Monday, August 15, 2016

Why I am Interested in the Revolutionary War Period of History

I grew up just outside the village of Suffern, in the Town of Ramapo, in Rockland County, N.Y.
In John Suffern's tavern, George Washington had his headquarters more than once, with  generals Lafayette and Clinton also present.  Aaron Burr had been the commander of the garrison of troops in present day Hillburn, N.Y., guarding the Ramapo Pass, which was a 14-mile land route through the Hudson Highlands.  Rochambeau's army, plus other continental army and militia soldiers marched down the current Route 202/Haverstraw Road--about 50 yards from the house I grew up in.  In addition, Stony Point, in northern Rockland County, is the site of a winning battle that was led by Anthony Wayne.

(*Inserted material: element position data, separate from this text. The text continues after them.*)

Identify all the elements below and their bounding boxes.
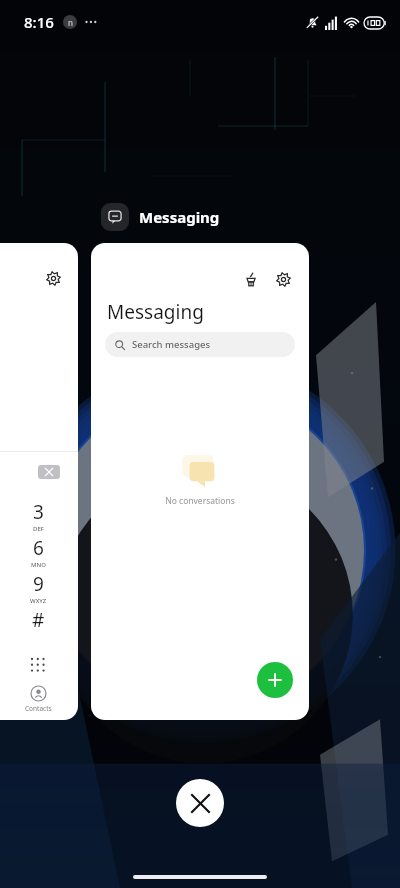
staticText: No conversations <box>165 495 235 507</box>
staticText: MNO <box>31 561 46 569</box>
button[interactable]: Settings <box>0 243 78 720</box>
button[interactable]: Settings <box>271 267 295 291</box>
button[interactable]: Dialpad <box>20 647 56 683</box>
button[interactable]: New conversation <box>257 662 293 698</box>
button[interactable]: Clean up <box>239 267 263 291</box>
staticText: WXYZ <box>30 597 47 605</box>
staticText: 9 <box>33 571 44 597</box>
staticText: DEF <box>33 525 44 533</box>
button[interactable]: Clean up <box>91 243 309 720</box>
staticText: 6 <box>33 535 44 561</box>
staticText: Contacts <box>25 704 52 713</box>
button[interactable]: 9 <box>20 571 56 605</box>
button[interactable]: 6 <box>20 535 56 569</box>
button[interactable]: 3 <box>20 499 56 533</box>
staticText: # <box>32 607 45 633</box>
staticText: n <box>68 17 73 28</box>
button[interactable]: # <box>20 607 56 641</box>
button[interactable]: Search messages <box>105 332 295 357</box>
staticText: Messaging <box>107 299 204 325</box>
button[interactable]: Contacts <box>12 686 64 718</box>
staticText: Search messages <box>132 338 211 351</box>
button[interactable]: Close all <box>176 779 224 827</box>
staticText: 3 <box>33 499 44 525</box>
staticText: Messaging <box>139 207 220 227</box>
button[interactable]: Messaging <box>101 203 220 231</box>
button[interactable]: Settings <box>42 267 64 289</box>
staticText: 8:16 <box>24 12 54 32</box>
button[interactable]: Backspace <box>38 465 60 479</box>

In light of the politics of today, it is very informative and a stark contrast to read about the values and virtues of our founding fathers and why they fought--first and foremost among them is George Washington, the very personification of what it meant to be an American, with Adams, Hamilton, Jefferson, and so on, right behind him.  As well, in light of racism in America today, I find it enlightening to learn about the attitudes of the various founding fathers regarding slavery.   It is much more varied and interesting than you think.

As well, so many people like to mouth-off about what they insist the U.S. Constitution says/means, and I end up thinking that many of them lack a sufficient understanding of the history that led to the Constitution.  The Declaration, the Constitution, and the Bill of Rights did not suddenly appear from the abstract thought of philosophers sitting in an ivory tower somewhere.  Rather, to understand the founding documents, one must understand the history of the life experiences, thinking, and vested interests of the developers of those documents. That history is an important aid in thinking critically about all of the political issues of today.

In addition, I find the stories about our Founding Fathers as military, political, diplomat, family, and civic leaders to be outstanding case studies for learning about what it means to be a leader.